What Is The Origin Of April Fool's Day?

By Steph Wright on February 24 2020 in Society

The second day was known as Tailie Day and it consisted of practical jokes being carried out on a person’s derrière. It’s alleged that the infamous ‘kick me’ sign was born from this tradition.
  • In England and Canada, April Fool's jokes are only carried out until noon.
  • The Korean Royal Family is allowed to play pranks on April 1
  • Portugal's version of April Fool's Day involves throwing flour bombs at unsuspecting friends

April Fool’s Day or All Fools Day has been celebrated across the western hemisphere for centuries. April 1 is a holiday reserved for pulling pranks on friends and family with news outlets famously joining in on the tomfoolery. But what is the origin of April Fool’s Day?

The Tradition Seemed To Start In 1582

Despite its place in history, the origin of April Fool’s Day is unclear.  Some historians suggest that it began with the Ancient Roman renewal festival called “Hilaria” which celebrated the end of the winter equinox and the beginning of Spring. To celebrate, townspeople attended masquerade parties in disguises or in costumes that imitated noblemen.

However, the most widely accepted belief is that the tradition began in 1582. In 1582, Pope Gregory XIII announced the end of the Julian calendar and the beginning of the Gregorian calendar, moving the start of the year from March to January 1. But not everyone got the memo. Those who failed to recognize the change were subjected to jokes and hi-jinks. One popular joke involved placing a paper fish on the back of an unsuspecting victim to symbolize an easily caught or gullible person. They were then referred to as the “Poisson d’Avril” or the “April fish”. This practical joke is still carried out across Europe and Canada to this day.

In the 17th Century, the tradition made its way to Britain with the first instance of an April Fool’s joke dating back to 1698.  The Dawks’ Newsletter ran an article informing its readers that a select number of people had been invited to the Tower of London to see the “washing of lions”. This was, of course, not true. 

But Scotland took things further in the 18th Century when April Fool’s Day became a two-day affair.

400 Years Later, April Fool's Day Is Still A National Event

Celebrations began with “hunting the gowk”, gowk being Scots for a “cuckoo” or “foolish person”. The “gowk” would be asked to deliver a message that requested the help of the recipient, the recipient would open the message to discover the following rhyme: “dinna laugh, dinna smile, hunt the gowk another mile” which means “don’t laugh, don’t smile, send the fool another mile”. The recipient told the messenger they could only help if the letter was passed on to another person and the cycle was repeated until the messenger realized they were being pranked.  

The second day was known as Tailie Day and it consisted of practical jokes being carried out on a person’s derrière.

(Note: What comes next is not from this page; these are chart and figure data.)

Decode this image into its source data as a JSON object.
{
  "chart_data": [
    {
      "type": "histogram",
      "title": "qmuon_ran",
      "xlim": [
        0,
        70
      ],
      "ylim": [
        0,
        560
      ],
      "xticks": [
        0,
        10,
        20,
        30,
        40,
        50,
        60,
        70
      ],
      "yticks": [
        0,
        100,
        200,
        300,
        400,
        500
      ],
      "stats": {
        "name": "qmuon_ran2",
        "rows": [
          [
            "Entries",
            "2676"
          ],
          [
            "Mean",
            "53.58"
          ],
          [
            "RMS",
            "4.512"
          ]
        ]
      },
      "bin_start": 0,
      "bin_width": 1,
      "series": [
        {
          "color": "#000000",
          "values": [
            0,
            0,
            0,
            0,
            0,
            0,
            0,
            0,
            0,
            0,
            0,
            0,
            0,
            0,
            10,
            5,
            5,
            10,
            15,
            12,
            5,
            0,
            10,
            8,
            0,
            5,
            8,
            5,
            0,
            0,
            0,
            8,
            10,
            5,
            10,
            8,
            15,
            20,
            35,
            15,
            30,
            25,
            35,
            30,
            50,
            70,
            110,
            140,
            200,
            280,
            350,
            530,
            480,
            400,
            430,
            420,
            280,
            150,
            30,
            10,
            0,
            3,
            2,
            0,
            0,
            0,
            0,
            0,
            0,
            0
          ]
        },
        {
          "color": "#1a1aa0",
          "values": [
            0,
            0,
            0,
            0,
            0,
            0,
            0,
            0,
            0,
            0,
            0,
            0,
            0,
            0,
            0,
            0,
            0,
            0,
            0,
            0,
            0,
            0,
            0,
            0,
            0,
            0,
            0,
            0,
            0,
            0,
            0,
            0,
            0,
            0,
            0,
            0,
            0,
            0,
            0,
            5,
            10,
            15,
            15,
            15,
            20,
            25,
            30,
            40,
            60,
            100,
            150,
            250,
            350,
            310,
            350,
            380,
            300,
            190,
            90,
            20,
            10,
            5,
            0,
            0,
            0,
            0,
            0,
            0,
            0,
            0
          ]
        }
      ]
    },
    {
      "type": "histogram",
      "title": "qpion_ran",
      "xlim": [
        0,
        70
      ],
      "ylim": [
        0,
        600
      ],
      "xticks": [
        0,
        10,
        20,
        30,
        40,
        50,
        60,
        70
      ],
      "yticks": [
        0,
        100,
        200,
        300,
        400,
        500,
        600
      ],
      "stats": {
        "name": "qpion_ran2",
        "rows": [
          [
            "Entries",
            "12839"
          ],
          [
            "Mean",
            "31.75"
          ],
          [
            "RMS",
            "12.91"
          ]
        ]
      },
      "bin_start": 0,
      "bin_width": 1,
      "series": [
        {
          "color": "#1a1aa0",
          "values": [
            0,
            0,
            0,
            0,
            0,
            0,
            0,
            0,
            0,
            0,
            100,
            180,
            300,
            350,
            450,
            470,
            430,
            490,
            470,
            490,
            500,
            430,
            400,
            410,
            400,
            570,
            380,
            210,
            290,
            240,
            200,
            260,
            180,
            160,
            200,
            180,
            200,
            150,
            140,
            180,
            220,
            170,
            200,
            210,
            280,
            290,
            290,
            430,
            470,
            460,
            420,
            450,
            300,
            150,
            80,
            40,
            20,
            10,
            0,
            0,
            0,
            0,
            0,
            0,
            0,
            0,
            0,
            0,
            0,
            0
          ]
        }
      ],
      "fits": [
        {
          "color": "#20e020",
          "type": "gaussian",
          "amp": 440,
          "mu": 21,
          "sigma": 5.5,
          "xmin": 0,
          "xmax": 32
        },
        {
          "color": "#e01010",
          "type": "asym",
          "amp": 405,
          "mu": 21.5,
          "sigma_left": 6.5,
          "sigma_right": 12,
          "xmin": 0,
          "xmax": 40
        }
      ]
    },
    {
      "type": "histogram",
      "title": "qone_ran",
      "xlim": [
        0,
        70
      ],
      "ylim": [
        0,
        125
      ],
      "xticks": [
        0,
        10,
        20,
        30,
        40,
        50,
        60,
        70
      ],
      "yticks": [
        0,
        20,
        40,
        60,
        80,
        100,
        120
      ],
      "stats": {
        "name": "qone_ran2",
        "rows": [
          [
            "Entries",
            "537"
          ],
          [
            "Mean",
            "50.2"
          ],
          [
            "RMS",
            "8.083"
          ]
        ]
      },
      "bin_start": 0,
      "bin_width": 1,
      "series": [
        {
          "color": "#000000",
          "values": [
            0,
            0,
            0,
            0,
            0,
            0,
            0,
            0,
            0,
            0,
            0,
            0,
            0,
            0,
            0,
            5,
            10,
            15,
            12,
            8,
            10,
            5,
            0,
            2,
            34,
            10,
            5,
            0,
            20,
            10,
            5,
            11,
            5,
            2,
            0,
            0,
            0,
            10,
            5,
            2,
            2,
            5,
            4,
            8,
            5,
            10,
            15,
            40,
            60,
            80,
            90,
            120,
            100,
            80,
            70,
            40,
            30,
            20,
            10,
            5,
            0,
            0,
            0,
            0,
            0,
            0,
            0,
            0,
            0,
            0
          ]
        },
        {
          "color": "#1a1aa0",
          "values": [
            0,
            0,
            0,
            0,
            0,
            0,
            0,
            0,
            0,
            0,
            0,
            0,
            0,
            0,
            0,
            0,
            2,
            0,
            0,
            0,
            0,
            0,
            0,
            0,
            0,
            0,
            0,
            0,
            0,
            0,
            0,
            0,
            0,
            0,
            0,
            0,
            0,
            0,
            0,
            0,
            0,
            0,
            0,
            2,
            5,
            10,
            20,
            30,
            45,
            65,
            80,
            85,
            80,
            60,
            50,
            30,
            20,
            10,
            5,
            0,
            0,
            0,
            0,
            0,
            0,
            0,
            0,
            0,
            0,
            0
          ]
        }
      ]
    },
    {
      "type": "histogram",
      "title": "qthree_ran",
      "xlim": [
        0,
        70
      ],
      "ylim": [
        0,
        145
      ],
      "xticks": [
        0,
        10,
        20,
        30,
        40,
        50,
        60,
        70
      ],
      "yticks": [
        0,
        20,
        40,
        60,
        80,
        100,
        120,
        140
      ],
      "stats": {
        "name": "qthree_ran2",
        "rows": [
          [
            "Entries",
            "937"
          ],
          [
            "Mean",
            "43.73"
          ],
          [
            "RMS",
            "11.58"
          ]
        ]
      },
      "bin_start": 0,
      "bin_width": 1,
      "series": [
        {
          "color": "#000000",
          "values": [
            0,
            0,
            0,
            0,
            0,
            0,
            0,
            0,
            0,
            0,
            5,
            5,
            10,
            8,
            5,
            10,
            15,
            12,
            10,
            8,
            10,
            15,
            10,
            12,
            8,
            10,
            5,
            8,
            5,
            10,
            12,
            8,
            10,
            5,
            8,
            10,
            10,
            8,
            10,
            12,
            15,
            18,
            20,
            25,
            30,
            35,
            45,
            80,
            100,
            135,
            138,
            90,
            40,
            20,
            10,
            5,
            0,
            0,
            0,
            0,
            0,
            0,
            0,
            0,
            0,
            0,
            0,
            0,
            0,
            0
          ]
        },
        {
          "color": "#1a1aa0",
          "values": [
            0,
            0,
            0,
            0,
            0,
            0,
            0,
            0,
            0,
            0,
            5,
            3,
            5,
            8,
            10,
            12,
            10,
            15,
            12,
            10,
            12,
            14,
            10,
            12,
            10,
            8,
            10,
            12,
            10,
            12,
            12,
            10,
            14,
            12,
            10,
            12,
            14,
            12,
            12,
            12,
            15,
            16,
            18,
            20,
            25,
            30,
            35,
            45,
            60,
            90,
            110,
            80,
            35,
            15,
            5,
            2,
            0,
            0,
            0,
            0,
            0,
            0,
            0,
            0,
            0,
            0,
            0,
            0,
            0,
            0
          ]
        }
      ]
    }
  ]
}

It’s alleged that the infamous ‘kick me’ sign was born from this tradition.

Over 400 years later and April Fool’s Day is still a permanent fixture in our society with people both carrying out and falling for hoaxes every year. Why not take some inspiration from some of the world’s most memorable jokes? In 1957, the BBC program “Panorama” tricked its viewers into believing spaghetti was grown on trees and in 1996, Taco Bell announced that they were changing the name of the Liberty Bell to the “Taco Liberty Bell”.